Fractional sums and Euler-like identities

Abstract

We introduce a natural definition for sums of the form

$$\sum_{\nu=1}^xf(\nu)$$

when the number of terms x is a rather arbitrary real or even complex number. The resulting theory includes the known interpolation of the factorial by the Γ function or Euler’s little-known formula \(\sum_{\nu=1}^{-1/2}\frac{1}{\nu}=-2\ln 2\) .

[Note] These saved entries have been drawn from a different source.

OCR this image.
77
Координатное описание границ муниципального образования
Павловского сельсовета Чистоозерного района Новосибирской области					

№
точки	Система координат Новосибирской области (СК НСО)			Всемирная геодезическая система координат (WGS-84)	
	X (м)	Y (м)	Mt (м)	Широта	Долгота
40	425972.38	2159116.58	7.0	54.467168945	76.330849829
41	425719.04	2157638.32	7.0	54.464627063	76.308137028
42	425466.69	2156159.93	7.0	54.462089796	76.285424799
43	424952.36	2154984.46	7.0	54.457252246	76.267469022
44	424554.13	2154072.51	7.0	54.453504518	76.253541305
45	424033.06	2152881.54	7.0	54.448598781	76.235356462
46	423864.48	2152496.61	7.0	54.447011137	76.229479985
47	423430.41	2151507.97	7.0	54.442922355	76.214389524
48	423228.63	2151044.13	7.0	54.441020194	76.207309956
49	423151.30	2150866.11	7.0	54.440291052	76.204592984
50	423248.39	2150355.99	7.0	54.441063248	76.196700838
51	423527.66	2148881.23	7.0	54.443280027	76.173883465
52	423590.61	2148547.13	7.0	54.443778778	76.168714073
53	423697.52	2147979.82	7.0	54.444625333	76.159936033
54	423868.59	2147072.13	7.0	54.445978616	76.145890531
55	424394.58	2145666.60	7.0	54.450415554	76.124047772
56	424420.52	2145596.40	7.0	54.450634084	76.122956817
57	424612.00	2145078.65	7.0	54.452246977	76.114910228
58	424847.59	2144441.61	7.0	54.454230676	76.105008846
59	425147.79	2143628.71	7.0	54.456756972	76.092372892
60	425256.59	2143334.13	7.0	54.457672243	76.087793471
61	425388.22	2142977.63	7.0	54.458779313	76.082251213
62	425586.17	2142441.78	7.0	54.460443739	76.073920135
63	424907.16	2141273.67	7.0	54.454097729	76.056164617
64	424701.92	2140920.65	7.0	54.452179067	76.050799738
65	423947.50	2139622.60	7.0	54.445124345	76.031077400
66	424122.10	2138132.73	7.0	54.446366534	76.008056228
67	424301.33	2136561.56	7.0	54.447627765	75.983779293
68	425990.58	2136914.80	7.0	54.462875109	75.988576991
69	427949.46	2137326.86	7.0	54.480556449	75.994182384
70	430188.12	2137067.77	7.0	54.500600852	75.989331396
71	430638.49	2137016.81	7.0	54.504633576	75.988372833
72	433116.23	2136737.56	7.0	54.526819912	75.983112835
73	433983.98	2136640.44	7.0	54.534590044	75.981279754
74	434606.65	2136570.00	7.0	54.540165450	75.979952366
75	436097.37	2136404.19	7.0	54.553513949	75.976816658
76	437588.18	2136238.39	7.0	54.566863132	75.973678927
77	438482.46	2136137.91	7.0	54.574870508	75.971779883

Many classical identities like the geometric series and the binomial theorem nicely extend to this more general setting. Sums with a fractional number of terms are closely related to special functions, in particular the Riemann and Hurwitz ζ functions. A number of results about fractional sums can be interpreted as classical infinite sums or products or as limits, including identities like

$$\begin{array}{l}\displaystyle\lim_{n\to\infty}\Biggl[e^{\frac{n}{4}(4n+1)}n^{-\frac{1}{8}-n(n+1)}(2\pi)^{-\frac{n}{2}}\prod_{k=1}^{2n}\Gamma\biggl(1+\frac{k}{2}\biggr)^{k(-1)^k}\Biggr]\\[12pt]\quad =\displaystyle\sqrt[12]{2}\exp\biggl(\frac{5}{24}-\frac{3}{2}\zeta'(-1)-\frac{7\zeta(3)}{16\pi^2}\biggr),\end{array}$$

some of which seem to be new; and even for those which are known, our approach provides a new method to derive these identities and many others.